Question

For changing the capacitance of a given parallel plate capacitor, a dielectric material of dielectric constant $K$ is used, which has the same area as the plates of the capacitor. The thickness of the dielectric slab is $\frac{3}{4}d$, where $\text{'}d\text{'}$ is the separation between the plates of parallel plate capacitors. The new capacitance $(C\text{'})$ in terms of original capacitance $\left(C_0\right)$ is given by the following relation:

• A. $\begin{array}{l}C’=\frac{4K}{K+3}{C}_0\end{array}$
• B. $\begin{array}{l}C’=\frac{4}{3+K}{C}_0\end{array}$
• C. $\begin{array}{l}C’=\frac{3+K}{4K}{C}_0\end{array}$
• D. $\begin{array}{l}C’=\frac{4+K}{3}{C}_0\end{array}$

Answer 1

The correct option is A

$\begin{array}{l}C’=\frac{4K}{K+3}{C}_0\end{array}$

Step 1: Apply the Formula

We know that the capacitance of a parallel plate capacitor is given as

$\begin{array}{l}{C}_0=\frac{{ϵ}_{0}A}{d}\end{array}$

where ${\epsilon }_0$ is absolute permittivity, $A$ is the area of the plate, and $\text{'}d\text{'}$ is the separation between the plates.

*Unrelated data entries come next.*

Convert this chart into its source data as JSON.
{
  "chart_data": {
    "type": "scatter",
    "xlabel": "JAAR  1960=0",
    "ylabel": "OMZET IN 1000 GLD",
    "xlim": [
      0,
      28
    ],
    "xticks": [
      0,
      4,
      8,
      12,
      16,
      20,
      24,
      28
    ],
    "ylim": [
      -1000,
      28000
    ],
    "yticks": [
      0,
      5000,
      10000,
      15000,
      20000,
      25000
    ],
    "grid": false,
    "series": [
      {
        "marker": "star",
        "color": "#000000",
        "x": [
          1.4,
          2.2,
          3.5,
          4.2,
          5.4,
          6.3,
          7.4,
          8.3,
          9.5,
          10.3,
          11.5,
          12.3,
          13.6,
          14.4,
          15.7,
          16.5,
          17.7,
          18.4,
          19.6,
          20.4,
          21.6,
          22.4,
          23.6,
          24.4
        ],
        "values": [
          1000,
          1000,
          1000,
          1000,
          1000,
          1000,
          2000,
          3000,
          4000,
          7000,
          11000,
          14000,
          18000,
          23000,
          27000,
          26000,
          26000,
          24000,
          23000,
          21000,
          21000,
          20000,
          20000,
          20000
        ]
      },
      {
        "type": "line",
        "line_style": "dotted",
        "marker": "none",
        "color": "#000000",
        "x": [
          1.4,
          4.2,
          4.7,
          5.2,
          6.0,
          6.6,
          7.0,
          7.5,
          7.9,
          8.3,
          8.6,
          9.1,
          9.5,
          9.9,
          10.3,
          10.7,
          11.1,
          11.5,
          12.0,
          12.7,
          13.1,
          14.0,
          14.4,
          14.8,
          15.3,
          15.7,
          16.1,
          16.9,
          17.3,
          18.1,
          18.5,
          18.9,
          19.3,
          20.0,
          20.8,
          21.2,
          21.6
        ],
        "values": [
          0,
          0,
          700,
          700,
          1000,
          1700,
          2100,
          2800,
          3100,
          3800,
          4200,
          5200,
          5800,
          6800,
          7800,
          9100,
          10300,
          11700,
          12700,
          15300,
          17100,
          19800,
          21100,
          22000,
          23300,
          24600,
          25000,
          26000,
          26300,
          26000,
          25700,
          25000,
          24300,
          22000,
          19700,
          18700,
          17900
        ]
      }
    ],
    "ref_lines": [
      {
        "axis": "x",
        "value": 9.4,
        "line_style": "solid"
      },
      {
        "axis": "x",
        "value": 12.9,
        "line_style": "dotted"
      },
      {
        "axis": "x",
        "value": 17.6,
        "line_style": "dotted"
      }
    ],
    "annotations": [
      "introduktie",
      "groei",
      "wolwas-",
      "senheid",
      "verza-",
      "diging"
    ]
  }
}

Given that the two capacitors,

$C_1=\frac{{\epsilon }_{0}KA}{3d/4}$ and $C_2=\frac{{\epsilon }_{0}A}{d/4}$

$C_1$ and $C_2$ are in series and $C’$ is the new capacitance

Step 2: Calculate the new Capacitance

Therefore,

$\begin{array}{l}\frac{1}{C’}=\frac{1}{C_1}+\frac{1}{C_2}\end{array}$

$\begin{array}{l}\frac{1}{C’}=\frac{(3d/4)}{{ϵ}_{0}KA}+\frac{d/4}{{ϵ}_{0}A}\end{array}$

$\begin{array}{l}\frac{1}{C’}=\frac{d}{4{ϵ}_{0}A}\left(\frac{3+K}{K}\right)\end{array}$

$\begin{array}{l}C’=\frac{4K}{(K+3)}{C}_0\end{array}$

Hence option $\left(A\right)$ is the correct answer.